Selon la Cour des comptes, la prise en charge de l'autisme reste insuffisante

Dans un rapport présenté devant l'Assemblée nationale, la Cour des comptes pointe du doigt la mauvaise gestion de l'autisme en France, en raison d'un manque de connaissances sur ce trouble neuro-développemental. Que préconise-t-elle ?
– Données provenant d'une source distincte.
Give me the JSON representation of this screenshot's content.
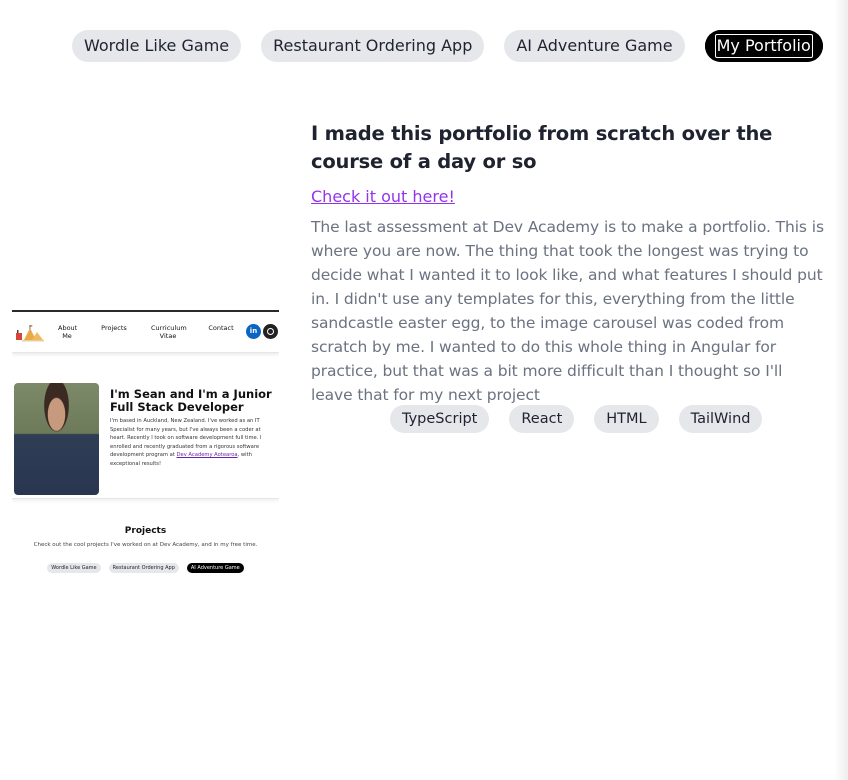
{
  "tabs": [
    {
      "label": "Wordle Like Game",
      "active": false
    },
    {
      "label": "Restaurant Ordering App",
      "active": false
    },
    {
      "label": "AI Adventure Game",
      "active": false
    },
    {
      "label": "My Portfolio",
      "active": true
    }
  ],
  "project": {
    "heading": "I made this portfolio from scratch over the course of a day or so",
    "link_text": "Check it out here!",
    "description": "The last assessment at Dev Academy is to make a portfolio. This is where you are now. The thing that took the longest was trying to decide what I wanted it to look like, and what features I should put in. I didn't use any templates for this, everything from the little sandcastle easter egg, to the image carousel was coded from scratch by me. I wanted to do this whole thing in Angular for practice, but that was a bit more difficult than I thought so I'll leave that for my next project",
    "tags": [
      "TypeScript",
      "React",
      "HTML",
      "TailWind"
    ]
  },
  "preview": {
    "nav": [
      "About Me",
      "Projects",
      "Curriculum Vitae",
      "Contact"
    ],
    "linkedin_label": "in",
    "hero_title": "I'm Sean and I'm a Junior Full Stack Developer",
    "hero_text": "I'm based in Auckland, New Zealand. I've worked as an IT Specialist for many years, but I've always been a coder at heart. Recently I took on software development full time. I enrolled and recently graduated from a rigorous software development program at ",
    "hero_link": "Dev Academy Aotearoa",
    "hero_text_end": ", with exceptional results!",
    "projects_title": "Projects",
    "projects_sub": "Check out the cool projects I've worked on at Dev Academy, and in my free time.",
    "tabs": [
      "Wordle Like Game",
      "Restaurant Ordering App",
      "AI Adventure Game"
    ]
  },
  "colors": {
    "link": "#9333ea",
    "active_tab": "#000000",
    "tag_bg": "#e5e7eb",
    "linkedin": "#0a66c2"
  }
}
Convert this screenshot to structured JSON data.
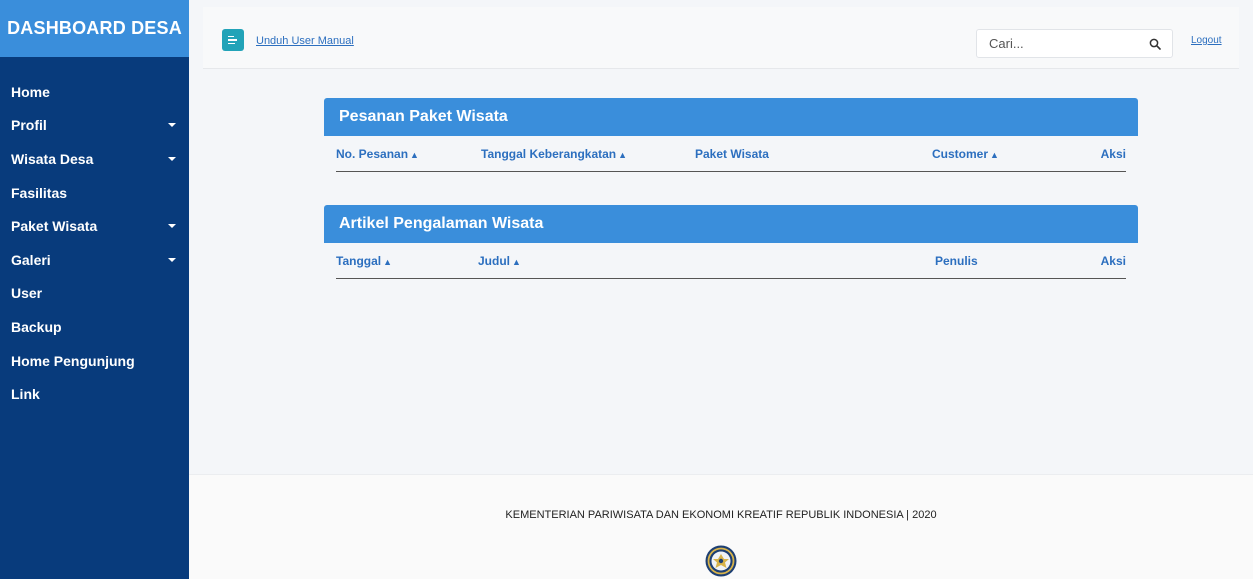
{
  "sidebar": {
    "brand": "DASHBOARD DESA",
    "items": [
      {
        "label": "Home",
        "dropdown": false
      },
      {
        "label": "Profil",
        "dropdown": true
      },
      {
        "label": "Wisata Desa",
        "dropdown": true
      },
      {
        "label": "Fasilitas",
        "dropdown": false
      },
      {
        "label": "Paket Wisata",
        "dropdown": true
      },
      {
        "label": "Galeri",
        "dropdown": true
      },
      {
        "label": "User",
        "dropdown": false
      },
      {
        "label": "Backup",
        "dropdown": false
      },
      {
        "label": "Home Pengunjung",
        "dropdown": false
      },
      {
        "label": "Link",
        "dropdown": false
      }
    ]
  },
  "topbar": {
    "manual_icon": "document-lines-icon",
    "manual_label": "Unduh User Manual",
    "search_placeholder": "Cari...",
    "search_icon": "search-icon",
    "logout_label": "Logout"
  },
  "orders": {
    "title": "Pesanan Paket Wisata",
    "columns": [
      {
        "label": "No. Pesanan",
        "sortable": true
      },
      {
        "label": "Tanggal Keberangkatan",
        "sortable": true
      },
      {
        "label": "Paket Wisata",
        "sortable": false
      },
      {
        "label": "Customer",
        "sortable": true
      },
      {
        "label": "Aksi",
        "sortable": false
      }
    ]
  },
  "articles": {
    "title": "Artikel Pengalaman Wisata",
    "columns": [
      {
        "label": "Tanggal",
        "sortable": true
      },
      {
        "label": "Judul",
        "sortable": true
      },
      {
        "label": "Penulis",
        "sortable": false
      },
      {
        "label": "Aksi",
        "sortable": false
      }
    ]
  },
  "footer": {
    "text": "KEMENTERIAN PARIWISATA DAN EKONOMI KREATIF REPUBLIK INDONESIA | 2020",
    "emblem_icon": "ministry-emblem-icon"
  },
  "colors": {
    "sidebar": "#083b7c",
    "accent": "#3a8edb",
    "link": "#2c6fbf",
    "manual_button": "#22a3b8"
  }
}
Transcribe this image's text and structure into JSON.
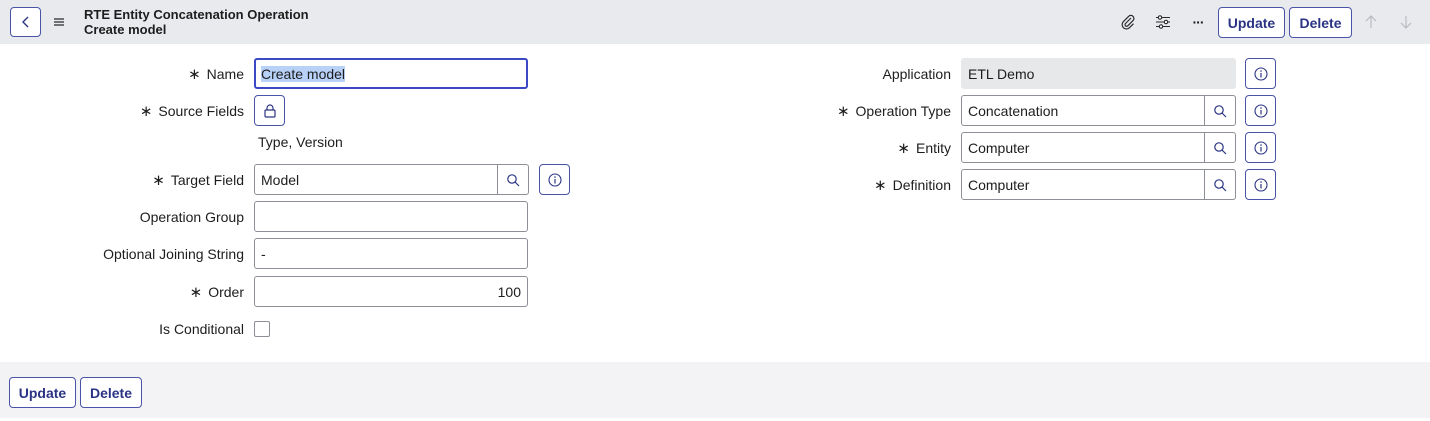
{
  "header": {
    "title_line1": "RTE Entity Concatenation Operation",
    "title_line2": "Create model",
    "update_label": "Update",
    "delete_label": "Delete",
    "more_label": "···"
  },
  "form_left": {
    "name_label": "Name",
    "name_value": "Create model",
    "source_fields_label": "Source Fields",
    "source_fields_value": "Type, Version",
    "target_field_label": "Target Field",
    "target_field_value": "Model",
    "operation_group_label": "Operation Group",
    "operation_group_value": "",
    "joining_string_label": "Optional Joining String",
    "joining_string_value": "-",
    "order_label": "Order",
    "order_value": "100",
    "is_conditional_label": "Is Conditional"
  },
  "form_right": {
    "application_label": "Application",
    "application_value": "ETL Demo",
    "operation_type_label": "Operation Type",
    "operation_type_value": "Concatenation",
    "entity_label": "Entity",
    "entity_value": "Computer",
    "definition_label": "Definition",
    "definition_value": "Computer"
  },
  "footer": {
    "update_label": "Update",
    "delete_label": "Delete"
  },
  "colors": {
    "accent": "#4954a6",
    "header_bg": "#e9eaee",
    "focus": "#3b49c4"
  }
}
Selon la Cour des comptes, la prise en charge de l'autisme reste insuffisante
© Anna Bizon - 123RF

"Les progrès réalisés dans la prise en charge des enfants [présentant des troubles du spectre de l'autisme (TSA)], mais surtout des adultes, sont insuffisants", déplore Didier Migaud, le président de la Cour des comptes, dans une enquête présentée le mercredi 24 janvier 2018 à l'Assemblée nationale. En cause ? "Une connaissance du sujet encore trop lacunaire en France", pointe-t-il, bien qu'en progrès depuis quelques années. Les auteurs de ce rapport regrettent particulièrement que "les composantes de l'offre de soins et d'accompagnement soient très mal connues notamment en psychiatrique, en ambulatoire et en hôpital de jour" et que "le diagnostic des adultes demeure très insuffisant", notamment dans les établissements médico-sociaux et les instituts médico-éducatifs. Pourtant, cette étape du diagnostic semble indispensable pour proposer une prise en charge plus pertinente.

Un meilleur diagnostic. L'institution réclame un approfondissement des connaissances de l'autisme afin de "sortir de la situation actuelle de navigation en vue". Pour cela, elle préconise le déploiement de programmes de diagnostic pour les ados et les adultes : ces diagnostics devraient être plus fonctionnels et pratiqués à intervalles réguliers bien qu'ils soient onéreux. Par ailleurs, "un inventaire de l'offre" et des "complémentarités entre les différents établissements" semblent impératifs. Parallèlement à d'autres études générales sur l'autisme, elle recommande la création d'un institut neuro-développement pour coordonner les recherches existantes (qu'elles soient clinique, en sciences humaines ou sociales).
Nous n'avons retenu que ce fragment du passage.